Le recours politique aux outils numériques peut avoir les meilleures intentions du monde, il demeure que l’outil technologique est par nature un outil de mesure et de contrôle.
L’allocution du président de la République, le 12 juillet 2021, annonçant des avancées dans l’ordre de l’obligation vaccinale pour les soignants et certaines autres professions, marquera sans doute un tournant dans l’exercice du pouvoir. Bien que dûment vacciné moi-même (deux doses de Moderna), j’observe que nous assistons à une forme de dérive autoritaire des États sous l’influence des technologies du numérique. Cette tendance n’est pas sans interroger, sinon sans inquiéter. L’exercice du pouvoir trouve dans les nouveaux outils numériques une stupéfiante puissance de contrôle et de surveillance des populations. Il s’agit ici en l’occurrence de générer un « pass sanitaire » permettant la reprise d’une vie « normale ». Plus tout à fait si « normale », puisqu’une vie désormais sous contrôle accru. Invoquant la protection des populations, l’outil se retourne comme moyen d’observation. Même indirectement, il permettra de suivre son opposition, de réduire ou de neutraliser sa contestation. Il était déjà question de « sanctions » dans cette allocution à la tonalité anormalement martiale.
Le libéralisme de surveillance
Emmanuel Macron a fait plus que poser un acte d’autorité pour proposer une vie « sous Covid », il a fait entrer la France dans l’ère d’un nouveau et paradoxal libéralisme : le libéralisme de surveillance. Il libère ainsi les États d’un interdit capital, celui d’une surveillance de masse des populations. Massive voulant dire individuelle. Si le Président décide de ce qui sera légal, il appartient aux citoyens de penser à ce qui est légitime. Les prochaines échéances électorales gagneront à investir ces sujets.
Entre le bénéfice de la vaccination à court terme et son obligation légale sous peine d’exclusion sociale, la voix déjà ténue de la conscience s’est définitivement tue.

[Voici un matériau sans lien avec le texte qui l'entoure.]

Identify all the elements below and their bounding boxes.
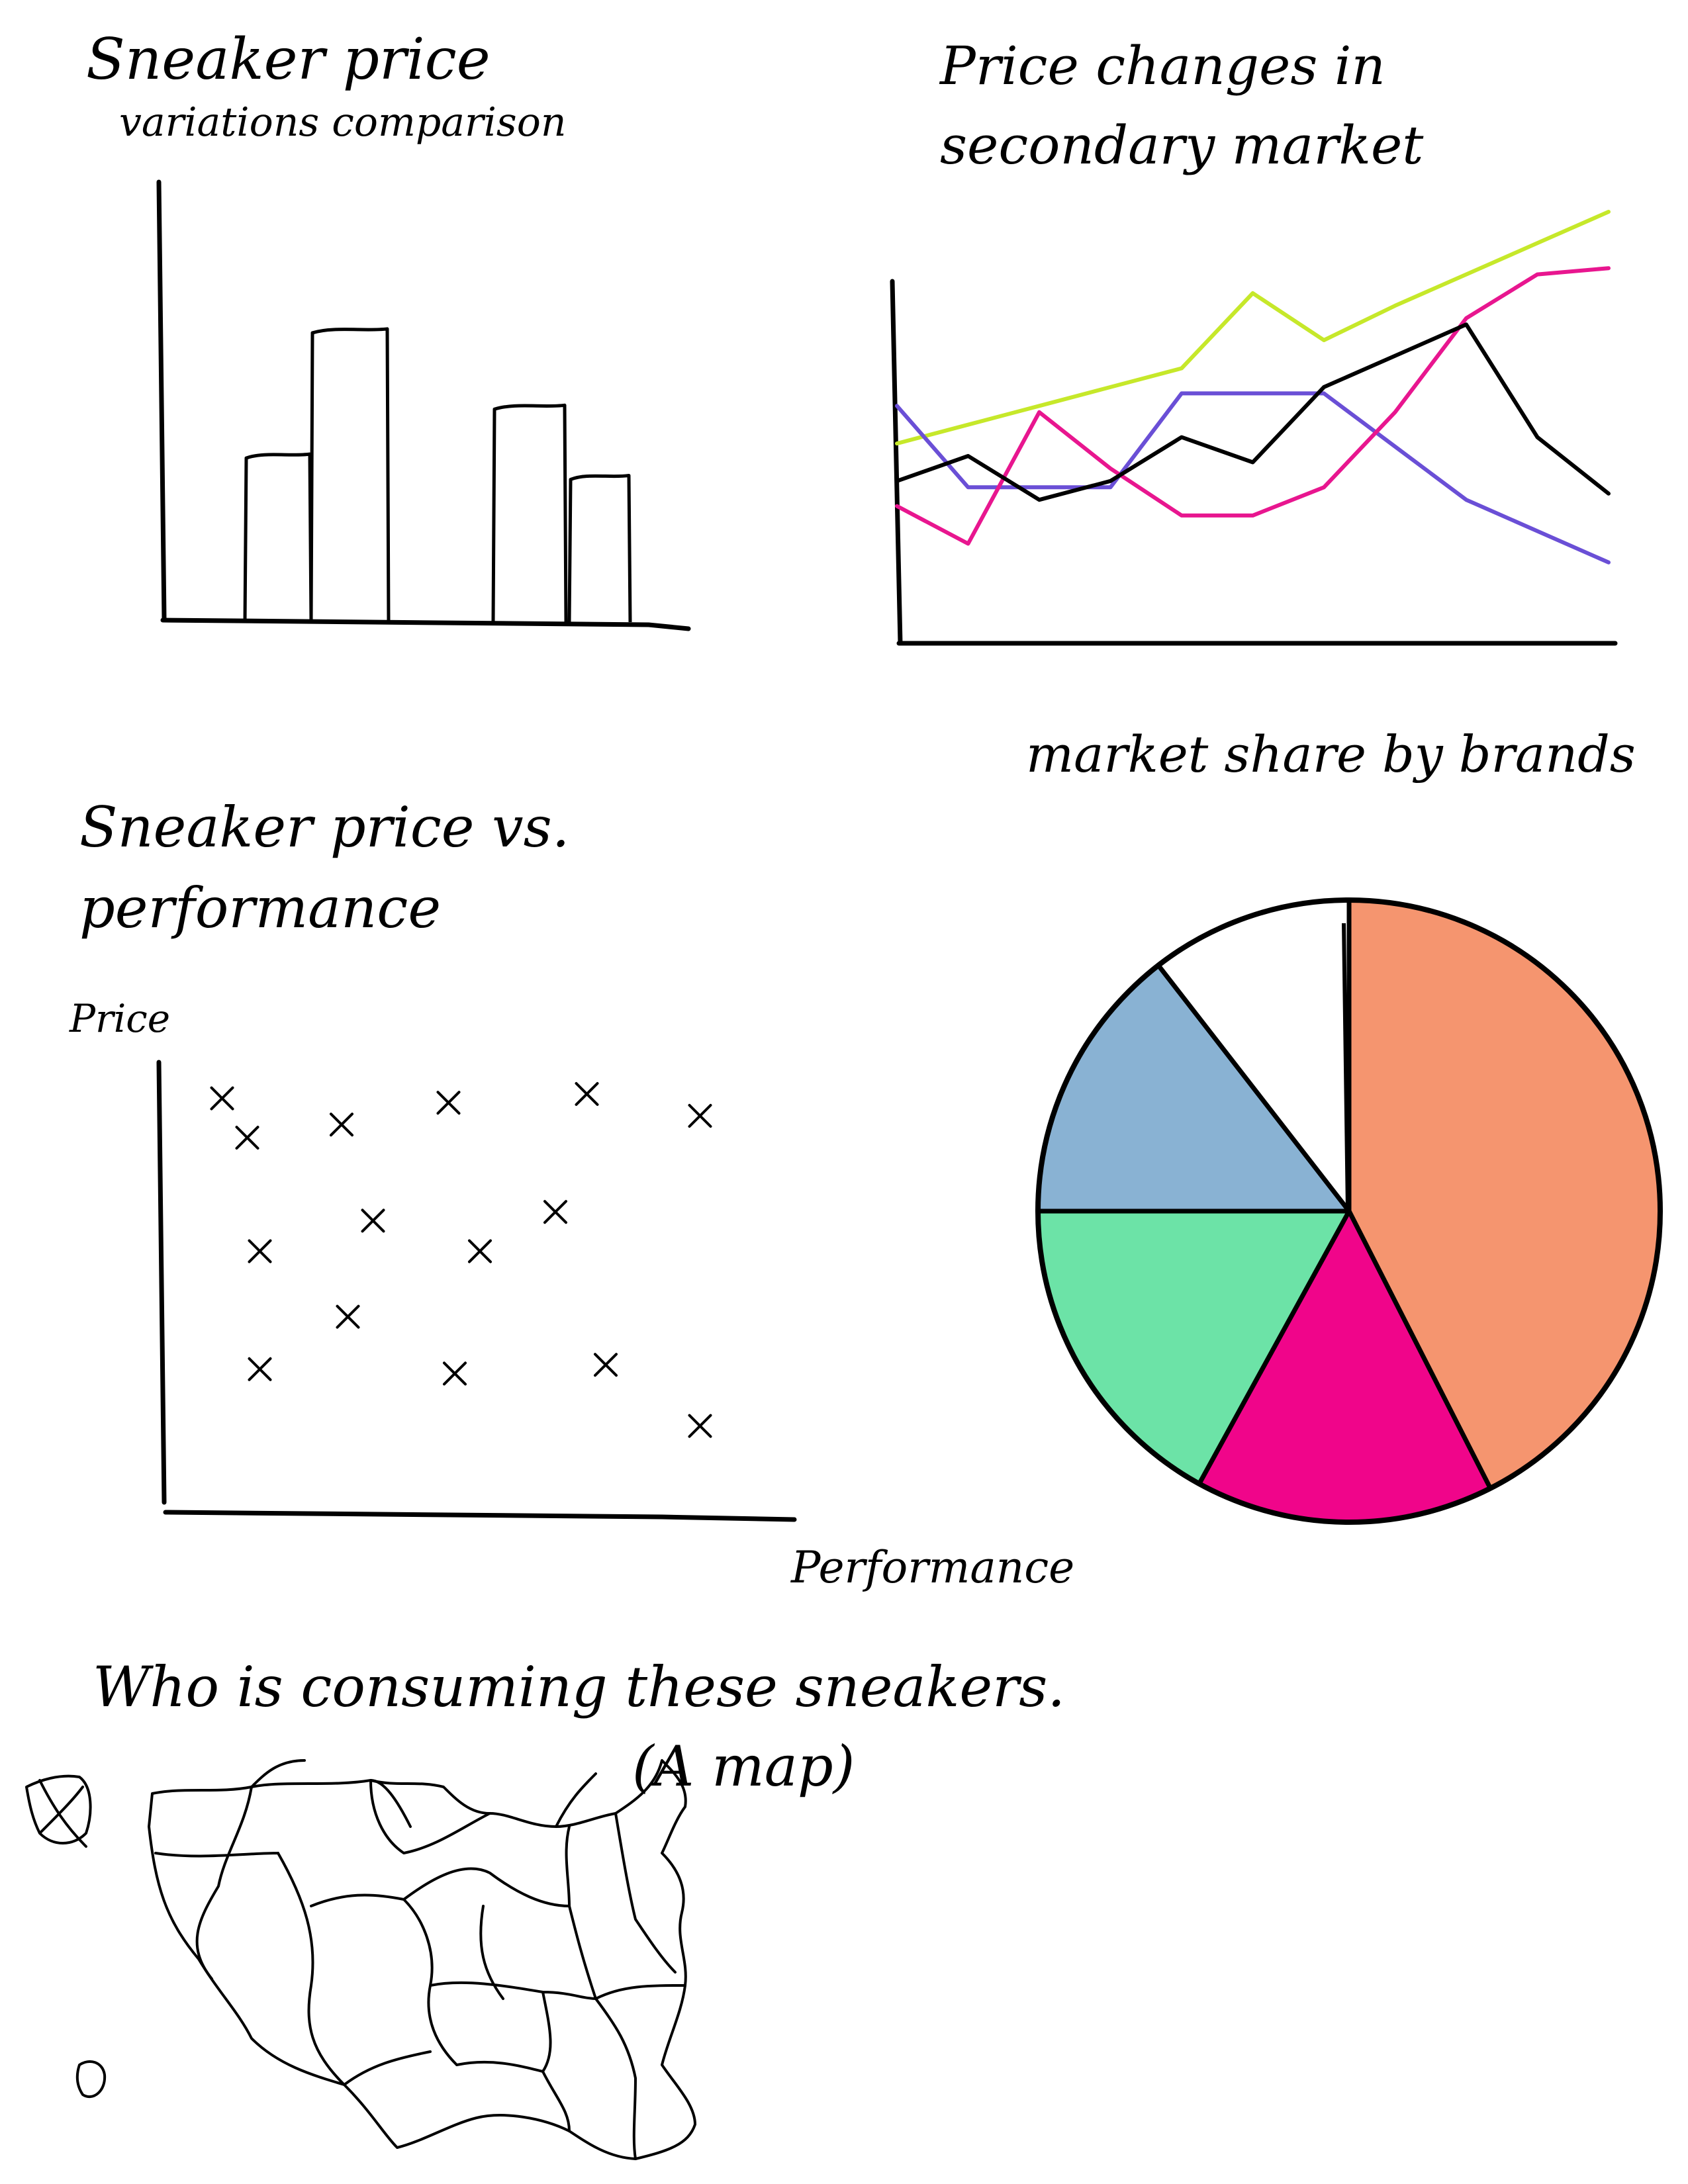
scatter-point	[436, 1091, 461, 1115]
scatter-point	[235, 1126, 259, 1150]
scatter-point	[468, 1239, 492, 1263]
scatter-point	[330, 1113, 353, 1137]
hawaii-sketch	[75, 2060, 107, 2099]
bar-chart-title: Sneaker price	[86, 26, 491, 93]
scatter-point	[361, 1208, 385, 1233]
pie-chart	[1035, 897, 1663, 1525]
scatter-point	[594, 1353, 618, 1377]
scatter-point	[688, 1104, 712, 1128]
bar	[243, 452, 313, 623]
scatter-point	[575, 1082, 599, 1106]
map-outline	[148, 1759, 696, 2160]
pie-top-tick	[1342, 923, 1350, 1212]
line-chart	[890, 210, 1618, 646]
scatter-point	[210, 1086, 234, 1111]
line-chart-title: Price changes in secondary market	[940, 35, 1424, 176]
bar-y-axis	[156, 179, 167, 621]
scatter-point	[248, 1239, 272, 1263]
scatter-point	[688, 1414, 712, 1438]
line-series	[895, 266, 1611, 546]
scatter-x-axis	[163, 1510, 797, 1522]
line-series	[895, 210, 1611, 446]
scatter-point	[248, 1357, 272, 1381]
scatter-chart	[156, 1060, 797, 1522]
line-series	[895, 322, 1611, 502]
map-state-lines	[154, 1759, 686, 2160]
scatter-point	[543, 1200, 567, 1224]
map-title: Who is consuming these sneakers.	[93, 1655, 1066, 1719]
bar	[309, 327, 391, 623]
scatter-y-axis	[156, 1060, 167, 1505]
scatter-y-label: Price	[70, 996, 171, 1041]
bar	[491, 403, 568, 623]
pie-outline	[1035, 897, 1663, 1525]
bar	[567, 473, 632, 623]
bar-x-axis	[160, 617, 691, 631]
line-y-axis	[890, 279, 903, 646]
scatter-chart-title: Sneaker price vs. performance	[79, 795, 570, 940]
bar-chart-subtitle: variations comparison	[119, 99, 567, 146]
bar-chart	[156, 179, 691, 631]
pie-chart-title: market share by brands	[1026, 725, 1636, 784]
alaska-sketch	[25, 1774, 92, 1848]
scatter-x-label: Performance	[791, 1542, 1075, 1593]
map-subtitle: (A map)	[632, 1734, 855, 1799]
scatter-point	[336, 1304, 360, 1329]
scatter-point	[443, 1361, 467, 1386]
us-map-sketch	[25, 1759, 696, 2160]
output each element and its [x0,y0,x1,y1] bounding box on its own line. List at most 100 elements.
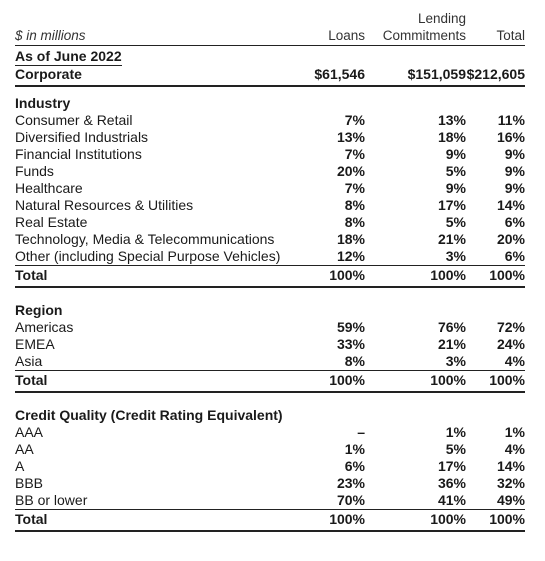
row-label: A [15,458,25,474]
loans-cell: 1% [344,441,365,457]
total-cell: 4% [504,441,525,457]
section-heading: Region [15,302,63,318]
loans-cell: 8% [344,353,365,369]
corporate-credit-exposure-table: Lending $ in millions Loans Commitments … [15,10,525,532]
table-row: Asia 8% 3% 4% [15,353,525,371]
total-row: Total 100% 100% 100% [15,370,525,393]
lending-cell: 17% [437,197,466,213]
table-header: Lending $ in millions Loans Commitments … [15,10,525,46]
table-row: Technology, Media & Telecommunications 18… [15,231,525,248]
table-row: Healthcare 7% 9% 9% [15,180,525,197]
units-label: $ in millions [15,28,86,43]
credit-quality-section: Credit Quality (Credit Rating Equivalent… [15,392,525,532]
table-row: Americas 59% 76% 72% [15,319,525,336]
total-cell: 16% [496,129,525,145]
row-label: Other (including Special Purpose Vehicle… [15,248,281,264]
corporate-row: Corporate $61,546 $151,059 $212,605 [15,66,525,87]
header-lending-line1: Lending [417,11,466,26]
lending-cell: 13% [437,112,466,128]
table-row: AAA – 1% 1% [15,424,525,441]
row-label: BB or lower [15,492,88,508]
table-row: EMEA 33% 21% 24% [15,336,525,353]
loans-cell: 59% [336,319,365,335]
row-label: Consumer & Retail [15,112,133,128]
table-row: BBB 23% 36% 32% [15,475,525,492]
loans-cell: 12% [336,248,365,264]
lending-cell: 18% [437,129,466,145]
table-row: Natural Resources & Utilities 8% 17% 14% [15,197,525,214]
total-cell: 6% [504,214,525,230]
total-cell: 9% [504,163,525,179]
total-cell: 32% [496,475,525,491]
total-cell: 9% [504,180,525,196]
lending-cell: 76% [437,319,466,335]
lending-cell: 5% [445,441,466,457]
total-cell: 100% [466,265,525,288]
lending-cell: 100% [365,370,466,393]
row-label: Financial Institutions [15,146,142,162]
total-cell: 6% [504,248,525,264]
lending-cell: 5% [445,163,466,179]
loans-cell: 6% [344,458,365,474]
loans-cell: 23% [336,475,365,491]
lending-cell: 9% [445,146,466,162]
row-label: Corporate [15,66,302,87]
total-cell: 11% [497,112,525,128]
row-label: BBB [15,475,44,491]
row-label: AAA [15,424,44,440]
total-cell: 14% [496,458,525,474]
row-label: Natural Resources & Utilities [15,197,194,213]
row-label: Real Estate [15,214,88,230]
lending-cell: 21% [437,231,466,247]
section-heading: Industry [15,95,71,111]
table-row: A 6% 17% 14% [15,458,525,475]
loans-cell: 7% [344,112,365,128]
loans-cell: 33% [336,336,365,352]
row-label: Total [15,370,302,393]
table-row: Financial Institutions 7% 9% 9% [15,146,525,163]
total-cell: 4% [504,353,525,369]
loans-cell: 18% [336,231,365,247]
row-label: Technology, Media & Telecommunications [15,231,275,247]
lending-cell: 9% [445,180,466,196]
lending-cell: 100% [365,265,466,288]
row-label: Total [15,265,302,288]
header-loans: Loans [302,27,365,46]
total-cell: 49% [496,492,525,508]
total-cell: 72% [496,319,525,335]
lending-cell: 100% [365,509,466,532]
lending-cell: 21% [437,336,466,352]
lending-cell: 17% [437,458,466,474]
total-cell: 24% [496,336,525,352]
region-section: Region Americas 59% 76% 72% EMEA 33% 21% 24% A… [15,287,525,393]
loans-cell: – [357,424,365,440]
section-heading: Credit Quality (Credit Rating Equivalent… [15,407,283,423]
loans-cell: 7% [344,146,365,162]
row-label: Healthcare [15,180,83,196]
loans-cell: 100% [302,370,365,393]
lending-cell: 5% [445,214,466,230]
row-label: Asia [15,353,43,369]
loans-cell: 100% [302,509,365,532]
total-cell: 20% [496,231,525,247]
corporate-lending: $151,059 [365,66,466,87]
corporate-total: $212,605 [466,66,525,87]
table-row: Funds 20% 5% 9% [15,163,525,180]
table-row: Other (including Special Purpose Vehicle… [15,248,525,266]
table-row: BB or lower 70% 41% 49% [15,492,525,510]
as-of-date: As of June 2022 [15,48,122,66]
total-row: Total 100% 100% 100% [15,509,525,532]
loans-cell: 7% [344,180,365,196]
lending-cell: 1% [445,424,466,440]
header-lending-line2: Commitments [365,27,466,46]
total-cell: 9% [504,146,525,162]
row-label: Total [15,509,302,532]
total-cell: 14% [496,197,525,213]
loans-cell: 13% [336,129,365,145]
loans-cell: 8% [344,197,365,213]
row-label: Diversified Industrials [15,129,149,145]
lending-cell: 3% [445,353,466,369]
loans-cell: 100% [302,265,365,288]
total-row: Total 100% 100% 100% [15,265,525,288]
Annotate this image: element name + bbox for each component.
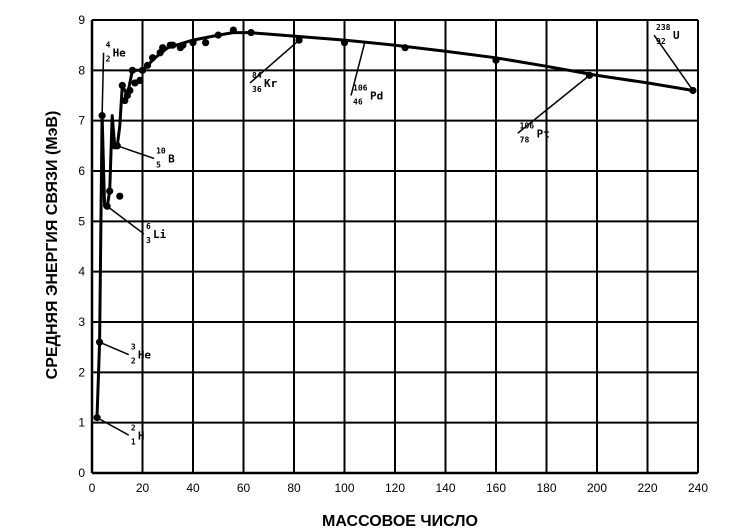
annotation-pt-196: 196 78 Pt <box>520 121 550 144</box>
leader-line-he4 <box>101 52 105 116</box>
annotation-symbol: B <box>168 152 175 165</box>
annotation-mass-number: 106 <box>353 84 368 93</box>
x-axis-ticks: 0 20 40 60 80 100 120 140 160 180 200 220 240 <box>89 481 709 495</box>
data-point-16 <box>143 61 152 69</box>
grid <box>90 19 699 475</box>
annotation-atomic-number: 3 <box>146 236 151 245</box>
annotation-mass-number: 84 <box>252 71 262 80</box>
annotation-symbol: U <box>673 29 680 42</box>
annotation-he-3: 3 2 He <box>131 343 152 366</box>
annotation-symbol: Pt <box>537 127 550 140</box>
leader-line-kr84 <box>249 39 300 84</box>
data-point-12 <box>128 66 136 74</box>
leader-line-u238 <box>653 34 694 91</box>
annotation-symbol: Kr <box>264 77 278 90</box>
data-point-32 <box>492 56 500 64</box>
annotation-atomic-number: 92 <box>656 37 666 46</box>
leader-line-b10 <box>117 145 155 160</box>
x-tick-label-120: 120 <box>385 481 405 495</box>
data-point-19 <box>159 44 167 52</box>
y-tick-label-9: 9 <box>78 13 85 27</box>
data-point-17 <box>149 54 157 62</box>
x-tick-label-40: 40 <box>186 481 200 495</box>
annotation-mass-number: 6 <box>146 222 151 231</box>
data-point-14 <box>136 76 144 84</box>
y-axis-ticks: 0 1 2 3 4 5 6 7 8 9 <box>78 13 85 480</box>
annotation-pd-106: 106 46 Pd <box>353 84 383 107</box>
data-point-28 <box>247 28 255 37</box>
x-tick-label-60: 60 <box>237 481 251 495</box>
x-tick-label-200: 200 <box>587 481 607 495</box>
annotation-b-10: 10 5 B <box>156 146 175 169</box>
x-tick-label-140: 140 <box>435 481 455 495</box>
annotation-mass-number: 10 <box>156 146 166 155</box>
y-axis-title: СРЕДНЯЯ ЭНЕРГИЯ СВЯЗИ (МэВ) <box>44 111 61 380</box>
annotation-u-238: 238 92 U <box>656 23 680 46</box>
leader-line-pt196 <box>517 74 590 134</box>
annotation-mass-number: 2 <box>131 423 136 432</box>
x-tick-label-160: 160 <box>486 481 506 495</box>
y-tick-label-4: 4 <box>78 265 85 279</box>
annotation-symbol: Pd <box>370 90 383 103</box>
x-axis-title: МАССОВОЕ ЧИСЛО <box>322 513 478 530</box>
annotation-mass-number: 4 <box>106 41 111 50</box>
data-point-24 <box>189 39 197 47</box>
leader-line-pd106 <box>350 42 366 96</box>
data-point-8 <box>118 81 126 90</box>
annotation-symbol: H <box>138 429 145 442</box>
y-tick-label-1: 1 <box>78 416 85 430</box>
annotation-atomic-number: 2 <box>106 55 111 64</box>
data-point-15 <box>138 66 147 74</box>
data-point-25 <box>202 39 210 47</box>
y-tick-label-7: 7 <box>78 114 85 128</box>
annotation-atomic-number: 78 <box>520 135 530 144</box>
data-point-31 <box>401 44 409 52</box>
data-point-23 <box>179 41 187 49</box>
annotation-mass-number: 3 <box>131 343 136 352</box>
y-tick-label-5: 5 <box>78 214 85 228</box>
x-tick-label-240: 240 <box>688 481 708 495</box>
x-tick-label-20: 20 <box>136 481 150 495</box>
y-tick-label-2: 2 <box>78 365 85 379</box>
data-point-7 <box>116 192 124 200</box>
y-tick-label-3: 3 <box>78 315 85 329</box>
annotation-mass-number: 238 <box>656 23 671 32</box>
y-tick-label-8: 8 <box>78 63 85 77</box>
leader-line-he3 <box>99 341 130 356</box>
annotation-li-6: 6 3 Li <box>146 222 167 245</box>
data-point-27 <box>229 26 237 34</box>
data-point-30 <box>340 39 349 47</box>
data-point-4 <box>106 187 114 195</box>
x-tick-label-0: 0 <box>89 481 96 495</box>
annotation-leaders <box>96 34 694 436</box>
x-tick-label-220: 220 <box>637 481 657 495</box>
annotation-mass-number: 196 <box>520 121 535 130</box>
annotation-atomic-number: 1 <box>131 437 136 446</box>
data-points <box>93 26 697 422</box>
annotation-symbol: He <box>113 47 127 60</box>
annotation-h-2: 2 1 H <box>131 423 145 446</box>
x-tick-label-80: 80 <box>287 481 301 495</box>
data-point-26 <box>214 31 222 39</box>
data-point-6 <box>113 142 121 150</box>
annotation-symbol: He <box>138 349 152 362</box>
leader-line-h2 <box>96 416 130 436</box>
annotation-symbol: Li <box>153 228 167 241</box>
y-tick-label-6: 6 <box>78 164 85 178</box>
x-tick-label-100: 100 <box>334 481 354 495</box>
y-tick-label-0: 0 <box>78 466 85 480</box>
annotation-kr-84: 84 36 Kr <box>252 71 278 94</box>
annotation-he-4: 4 2 He <box>106 41 127 64</box>
annotation-atomic-number: 36 <box>252 85 262 94</box>
annotation-atomic-number: 5 <box>156 160 161 169</box>
data-point-21 <box>169 41 177 49</box>
x-tick-label-180: 180 <box>536 481 556 495</box>
annotation-atomic-number: 46 <box>353 98 363 107</box>
data-point-11 <box>126 86 134 95</box>
leader-line-li6 <box>106 205 145 235</box>
annotation-atomic-number: 2 <box>131 357 136 366</box>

Tel un coming-out, le Président dévoile la face cachée de tout pouvoir. Il nous a fait entrer dans l’ère de la gouvernance par le contrôle. L’exigence de la vaccination biologique est le prétexte au contrôle numérique. Les individus sont désormais tracés et codés dans un « QRcode ». Ce recours à l’autorité pour obtenir la vaccination et soumettre la population montrera bientôt que le bénéfice de protection biologique individuelle n’emportera pas un avantage réel d’éthique sociale pour un monde commun. Au contraire. Il y aura bientôt une antinomie de fond entre le numérique et la liberté, de même qu’il y a déjà une antinomie entre le numérique et l’égalité. C’est ainsi qu’apparaît l’antinomie entre le numérique et la fraternité. Le recours politique aux outils numériques peut avoir les meilleures intentions du monde, il demeure que l’outil technologique est par nature un outil de mesure et de contrôle. La sphère économique s’empare des mesures (datas) et les transforme en argent, c’est la « data économie », tandis que la sphère politique accroît son pouvoir par les capacités de surveillance et de contrôle.
Éliminer les consciences ?
Il est toujours très difficile pour les pouvoirs en place et pour leurs dirigeants de résister aux atouts de contrôle, et cela même s’ils ne sont en aucune manière, subjectivement, des dictateurs. Le numérique combine les atouts majeurs, de l’apparence de l’invisible surveillance et de l’infaillible traçage. Tout voir sans être vu. Ainsi, le recours à la force de l’autorité contient en elle-même la preuve de la faiblesse de l’autorité. La liberté, la responsabilité de chacun et l’effort de conviction sont tenus pour trop incertains ou négligeables face à l’autorité du pouvoir, qui entend désormais, contrôler et gouverner par une régulation technique au moyen des outils numériques.
Le dernier mot revient au fatum [« destin », Ndlr], par lequel chacun se dédouane à bas prix. « Il n’y a pas d’autres choix…, c’est ça ou… » La fatalité endosse alors l’ultime responsabilité de la corruption de la vie sociale. Entre le bénéfice de la vaccination à court terme et son obligation légale sous peine d’exclusion sociale, la voix déjà ténue de la conscience s’est définitivement tue. C’est bien la conscience qui semble l’ennemi à contrôler, puisque c’est d’elle seule que vient le meilleur et que s’évite le pire. Il faut donc rendre aux Français la liberté de conscience, et la mobiliser plus que jamais pour que la France demeure la nation dont le cœur bat des pulsations de la liberté, de l’égalité et de la fraternité.